Arrivals of the steelmaking raw material totalled 94.85 million tonnes last month, up 4.2% from 91.02 million tonnes in July, to mark the highest level of imports since January 2018.
For the first eight months of 2019, China's imports of iron ore reached 684.9 million tonnes, down from 710 million tonnes in the same period last year.
"Conditions for seaborne shipments in August to China were steady as big miners have resumed production," Zhao Xiaobo, an analyst with Sinosteel Futures, said prior to the data's release.

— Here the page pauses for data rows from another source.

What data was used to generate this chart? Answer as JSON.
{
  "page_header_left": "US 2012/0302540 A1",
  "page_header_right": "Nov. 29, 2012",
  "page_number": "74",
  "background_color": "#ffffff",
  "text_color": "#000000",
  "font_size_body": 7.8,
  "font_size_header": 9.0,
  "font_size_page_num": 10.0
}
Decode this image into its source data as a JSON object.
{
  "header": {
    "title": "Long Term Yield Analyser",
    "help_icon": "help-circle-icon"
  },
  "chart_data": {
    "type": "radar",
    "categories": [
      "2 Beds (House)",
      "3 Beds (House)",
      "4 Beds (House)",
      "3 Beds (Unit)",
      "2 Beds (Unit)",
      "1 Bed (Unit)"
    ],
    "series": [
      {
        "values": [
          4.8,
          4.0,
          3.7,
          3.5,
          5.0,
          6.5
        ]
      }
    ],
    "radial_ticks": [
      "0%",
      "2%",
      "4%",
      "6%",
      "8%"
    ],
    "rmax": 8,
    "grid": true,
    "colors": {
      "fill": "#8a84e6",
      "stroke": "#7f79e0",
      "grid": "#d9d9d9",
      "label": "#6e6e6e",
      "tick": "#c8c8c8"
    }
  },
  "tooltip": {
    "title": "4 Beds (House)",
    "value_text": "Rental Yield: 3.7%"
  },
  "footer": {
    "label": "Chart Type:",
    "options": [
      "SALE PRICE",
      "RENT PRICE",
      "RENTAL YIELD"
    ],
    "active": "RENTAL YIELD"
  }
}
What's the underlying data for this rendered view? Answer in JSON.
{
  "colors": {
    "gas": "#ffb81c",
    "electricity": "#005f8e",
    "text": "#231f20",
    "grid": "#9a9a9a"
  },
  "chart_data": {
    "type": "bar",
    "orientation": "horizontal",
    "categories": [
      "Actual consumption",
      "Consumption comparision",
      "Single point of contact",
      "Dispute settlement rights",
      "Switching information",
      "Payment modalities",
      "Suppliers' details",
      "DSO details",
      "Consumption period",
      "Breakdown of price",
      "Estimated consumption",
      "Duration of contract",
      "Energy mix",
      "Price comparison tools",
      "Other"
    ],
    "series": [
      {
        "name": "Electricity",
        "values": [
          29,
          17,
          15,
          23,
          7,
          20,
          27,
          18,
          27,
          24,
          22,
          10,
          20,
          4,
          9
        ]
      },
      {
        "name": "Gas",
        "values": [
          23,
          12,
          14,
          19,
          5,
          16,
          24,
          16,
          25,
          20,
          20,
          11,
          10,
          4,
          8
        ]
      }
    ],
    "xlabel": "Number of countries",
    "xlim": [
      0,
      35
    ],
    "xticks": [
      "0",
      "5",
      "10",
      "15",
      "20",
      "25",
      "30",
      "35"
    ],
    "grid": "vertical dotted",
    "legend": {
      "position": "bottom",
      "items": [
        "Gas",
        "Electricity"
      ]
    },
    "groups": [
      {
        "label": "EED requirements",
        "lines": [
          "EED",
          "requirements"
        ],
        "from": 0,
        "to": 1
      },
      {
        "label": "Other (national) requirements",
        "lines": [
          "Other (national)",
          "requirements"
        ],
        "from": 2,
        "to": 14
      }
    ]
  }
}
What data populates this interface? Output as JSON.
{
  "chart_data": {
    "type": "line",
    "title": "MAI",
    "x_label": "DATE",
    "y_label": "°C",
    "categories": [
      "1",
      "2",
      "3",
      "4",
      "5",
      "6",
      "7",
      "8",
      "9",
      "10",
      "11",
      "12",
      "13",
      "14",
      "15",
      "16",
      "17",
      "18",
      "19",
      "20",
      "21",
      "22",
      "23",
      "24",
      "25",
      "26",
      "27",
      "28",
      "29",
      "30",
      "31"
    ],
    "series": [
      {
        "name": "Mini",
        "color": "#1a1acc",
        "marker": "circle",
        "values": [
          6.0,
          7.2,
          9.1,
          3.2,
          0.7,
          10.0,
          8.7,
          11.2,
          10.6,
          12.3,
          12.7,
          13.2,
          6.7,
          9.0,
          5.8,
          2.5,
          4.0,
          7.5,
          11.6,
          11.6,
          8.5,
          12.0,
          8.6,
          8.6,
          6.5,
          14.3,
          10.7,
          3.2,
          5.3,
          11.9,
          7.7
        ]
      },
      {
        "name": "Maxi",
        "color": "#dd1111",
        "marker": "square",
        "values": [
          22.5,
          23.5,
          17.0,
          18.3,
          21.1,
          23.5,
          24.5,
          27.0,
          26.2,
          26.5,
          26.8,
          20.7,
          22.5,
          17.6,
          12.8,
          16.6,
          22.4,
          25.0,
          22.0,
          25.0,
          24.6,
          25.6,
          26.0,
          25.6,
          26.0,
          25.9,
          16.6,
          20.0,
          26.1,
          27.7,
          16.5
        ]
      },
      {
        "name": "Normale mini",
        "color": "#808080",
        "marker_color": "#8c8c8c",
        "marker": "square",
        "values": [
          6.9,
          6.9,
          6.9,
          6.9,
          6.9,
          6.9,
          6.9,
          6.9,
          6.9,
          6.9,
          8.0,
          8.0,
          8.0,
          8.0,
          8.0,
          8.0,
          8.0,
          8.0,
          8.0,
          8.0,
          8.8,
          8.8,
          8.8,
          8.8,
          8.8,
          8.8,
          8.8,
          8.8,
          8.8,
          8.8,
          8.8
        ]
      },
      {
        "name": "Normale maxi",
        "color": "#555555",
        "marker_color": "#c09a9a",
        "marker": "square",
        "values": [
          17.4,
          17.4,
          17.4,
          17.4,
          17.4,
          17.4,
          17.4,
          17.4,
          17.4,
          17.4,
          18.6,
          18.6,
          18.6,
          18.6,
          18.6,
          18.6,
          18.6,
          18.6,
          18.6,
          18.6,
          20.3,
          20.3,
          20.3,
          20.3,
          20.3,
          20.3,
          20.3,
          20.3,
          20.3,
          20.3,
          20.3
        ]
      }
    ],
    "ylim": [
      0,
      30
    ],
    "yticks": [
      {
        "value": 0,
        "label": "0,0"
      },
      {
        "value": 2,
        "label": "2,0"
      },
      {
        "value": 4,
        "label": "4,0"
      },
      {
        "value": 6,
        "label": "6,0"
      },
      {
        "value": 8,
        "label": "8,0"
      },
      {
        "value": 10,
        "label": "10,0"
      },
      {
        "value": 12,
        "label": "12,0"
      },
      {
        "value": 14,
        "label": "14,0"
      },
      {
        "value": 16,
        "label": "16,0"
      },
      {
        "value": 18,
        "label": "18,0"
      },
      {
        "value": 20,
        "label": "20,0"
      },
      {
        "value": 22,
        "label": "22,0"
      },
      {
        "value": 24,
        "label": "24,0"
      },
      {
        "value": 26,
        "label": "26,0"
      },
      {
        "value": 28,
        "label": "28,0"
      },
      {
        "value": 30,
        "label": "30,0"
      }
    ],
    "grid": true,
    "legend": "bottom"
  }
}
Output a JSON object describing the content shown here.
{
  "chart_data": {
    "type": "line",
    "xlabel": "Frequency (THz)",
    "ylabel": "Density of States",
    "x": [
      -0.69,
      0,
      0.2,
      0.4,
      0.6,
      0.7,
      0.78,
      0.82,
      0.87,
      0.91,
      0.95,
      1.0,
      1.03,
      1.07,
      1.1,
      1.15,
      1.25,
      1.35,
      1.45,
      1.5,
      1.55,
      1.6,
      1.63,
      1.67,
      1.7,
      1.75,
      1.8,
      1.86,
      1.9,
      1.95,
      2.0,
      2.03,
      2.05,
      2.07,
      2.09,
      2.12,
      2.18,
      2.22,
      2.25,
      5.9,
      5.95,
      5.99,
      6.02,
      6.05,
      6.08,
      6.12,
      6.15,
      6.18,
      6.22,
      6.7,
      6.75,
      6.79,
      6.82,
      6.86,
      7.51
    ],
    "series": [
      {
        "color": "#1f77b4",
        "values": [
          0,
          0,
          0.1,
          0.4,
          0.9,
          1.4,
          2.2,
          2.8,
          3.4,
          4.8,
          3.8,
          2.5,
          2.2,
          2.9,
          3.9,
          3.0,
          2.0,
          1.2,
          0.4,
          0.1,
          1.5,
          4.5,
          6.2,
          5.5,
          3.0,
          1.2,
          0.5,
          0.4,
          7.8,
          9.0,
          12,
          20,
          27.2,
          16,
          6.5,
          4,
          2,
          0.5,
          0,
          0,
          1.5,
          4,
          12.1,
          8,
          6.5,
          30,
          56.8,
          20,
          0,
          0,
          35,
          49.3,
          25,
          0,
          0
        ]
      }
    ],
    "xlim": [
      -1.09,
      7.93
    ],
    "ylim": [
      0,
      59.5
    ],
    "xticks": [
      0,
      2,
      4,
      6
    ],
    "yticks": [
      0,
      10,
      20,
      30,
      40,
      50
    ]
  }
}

China's iron ore imports rebounded 21% in July as shipments grew from big miners in Australia and Brazil, pushing inventory of imported iron ore at Chinese ports to 125.25 million tonnes by the end of August, according to data compiled by SteelHome consultancy. Some market watchers had speculated demand for iron ore could ease in August due to China's anti-pollution measures, as especially as Beijing looks to cut smog in the country's north ahead of Oct. 1 celebrations for modern China's 70th anniversary.
Mills and other industrial firms in major steelmaking cities have been asked to cut operations throughout September, but the curbs were almost in line with August and more lenient than expected.
"It is possible that big mills will be asked to implement additional temporary production restrictions pending the air quality this month," Zhao said.
"Demand for steel and its raw materials in this September to October may not be as robust as previous years, especially as China is also restraining its real estate market."
Utilisation rates at steel mills across the country were at
68.23% this week as of Sept.5, picked up slightly from the end
of Aug., data compiled by Mysteel Consultancy showed.